Le grand public confond souvent bassinage et arrosage. Arroser, c’est nourrir le système racinaire ; bassiner, c’est humidifier l’atmosphère pour limiter la transpiration et abaisser la température foliaire.
Un bon bassinage se reconnaît à ses gouttelettes fines et éphémères : il mouille sans détremper. Trop abondant, il devient un arrosage aérien prolongé, et favorise alors le développement de maladies fongiques.
3. En dehors de la période de risque : un arrosage libre
À partir de la mi-juin et jusqu’à la chute des feuilles
La situation change : les tissus sont plus coriaces et les cycles de reproduction des pathogènes s’interrompent. Si aucune infection primaire n’a été observée, le risque de propagation fongique devient faible.
Les spores restantes ne se déplacent plus par le vent mais par ruissellement ou contact direct entre organes contaminés. Un bassinage peut donc être pratiqué sans danger particulier, d’autant plus que les arbres bénéficient alors d’un feuillage pleinement fonctionnel et d’une activité photosynthétique maximale.
Arroser le feuillage peut même devenir bénéfique :
– il nettoie la poussière et les résidus qui freinent les échanges gazeux ;
– il rafraîchit la canopée en période chaude ;
– il participe au maintien d’un microclimat humide favorable à la vie microbienne non pathogène.

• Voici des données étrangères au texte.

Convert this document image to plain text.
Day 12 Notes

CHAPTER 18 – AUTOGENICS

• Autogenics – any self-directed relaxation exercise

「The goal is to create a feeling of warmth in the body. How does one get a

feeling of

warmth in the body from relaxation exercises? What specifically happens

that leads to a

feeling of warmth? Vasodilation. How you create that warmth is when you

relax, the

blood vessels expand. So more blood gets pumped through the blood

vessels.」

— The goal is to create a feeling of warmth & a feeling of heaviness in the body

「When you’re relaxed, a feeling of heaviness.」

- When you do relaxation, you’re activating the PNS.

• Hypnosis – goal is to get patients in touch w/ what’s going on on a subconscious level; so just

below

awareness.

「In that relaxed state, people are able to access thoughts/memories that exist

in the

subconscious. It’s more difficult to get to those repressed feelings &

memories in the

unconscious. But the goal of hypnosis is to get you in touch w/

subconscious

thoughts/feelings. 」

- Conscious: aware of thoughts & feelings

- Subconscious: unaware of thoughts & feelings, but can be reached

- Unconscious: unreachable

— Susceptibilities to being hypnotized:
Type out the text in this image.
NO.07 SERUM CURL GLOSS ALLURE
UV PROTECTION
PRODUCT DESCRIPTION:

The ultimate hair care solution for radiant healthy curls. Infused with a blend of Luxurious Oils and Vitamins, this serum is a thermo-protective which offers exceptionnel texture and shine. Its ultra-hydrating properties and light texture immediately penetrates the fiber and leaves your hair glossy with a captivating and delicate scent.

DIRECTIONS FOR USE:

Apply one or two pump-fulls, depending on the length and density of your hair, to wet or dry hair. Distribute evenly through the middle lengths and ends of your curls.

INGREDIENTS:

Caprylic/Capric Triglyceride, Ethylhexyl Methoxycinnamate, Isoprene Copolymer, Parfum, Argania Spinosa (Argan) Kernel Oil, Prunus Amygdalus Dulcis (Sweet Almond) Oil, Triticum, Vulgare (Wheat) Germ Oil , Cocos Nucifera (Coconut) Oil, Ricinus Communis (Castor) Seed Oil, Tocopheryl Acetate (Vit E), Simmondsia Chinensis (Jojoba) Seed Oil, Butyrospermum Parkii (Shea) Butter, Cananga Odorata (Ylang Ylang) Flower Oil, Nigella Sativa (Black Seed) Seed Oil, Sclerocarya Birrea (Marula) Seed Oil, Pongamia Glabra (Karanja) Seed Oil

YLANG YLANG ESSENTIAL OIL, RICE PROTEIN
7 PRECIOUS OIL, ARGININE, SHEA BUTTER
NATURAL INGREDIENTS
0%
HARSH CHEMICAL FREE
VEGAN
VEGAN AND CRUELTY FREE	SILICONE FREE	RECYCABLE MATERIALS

✅ Recommandation : Vous pouvez « bassiner » librement le feuillage, même en journée. Aucune contre-indication sanitaire si le feuillage est sain.
4. Repenser les idées reçues : effet loupe et choc thermique
L’effet loupe : un mythe persistant

⚠️ Contrairement à certaines croyances, le soi-disant effet de loupe causé par les gouttes d’eau sur les feuilles exposées au soleil est un mythe.
Des études optiques ont montré que les gouttelettes ne focalisent pas suffisamment la lumière solaire pour provoquer des brûlures [Horváth et al., 2010, New Phytologist].
Le soi-disant « choc thermique »

🌡️ L’idée qu’un arrosage à l’eau froide en plein été “choquerait” l’arbre relève, elle aussi, du malentendu. Les espèces ligneuses disposent de mécanismes amortisseurs : la masse thermique du feuillage et des tissus limite les variations rapides de température. De plus, un léger refroidissement foliaire par évaporation favorise la régulation thermique et la transpiration, contribuant à maintenir l’équilibre hydrique [Taiz et al., 2015].
En résumé
Mouiller le feuillage n’est pas dangereux en soi, mais cela doit être fait au bon moment.
– Au printemps : éviter tout mouillage prolongé pour limiter la pression fongique.
– En été et automne : le bassinage devient utile, à condition de respecter l’aération et d’éviter les stagnations d’eau.
Cette approche s’inscrit dans une gestion raisonnée de l’eau, où chaque geste d’arrosage est pensé en lien avec le cycle biologique des arbres et des agents pathogènes.
Références bibliographiques
- Gadoury, D.M., Seem, R.C., Ficke, A., & Wilcox, W.F. (2012). The epidemiology and management of powdery mildew on grapevine. Annual Review of Phytopathology, 50, 1–24.
- MacHardy, W.E. (1996). Apple Scab: Biology, Epidemiology, and Management. APS Press.
- INRAE (2021). Tavelure du pommier – Biologie et modélisation. https://www.inrae.fr
- Horváth, G., Gál, J., & Száz, D. (2010). Lens effect of water drops on leaves: myth or reality? New Phytologist, 187(3), 678–686.
- Taiz, L., Zeiger, E., Møller, I.M., & Murphy, A. (2015). Plant Physiology and Development (6th ed.). Sinauer Associates.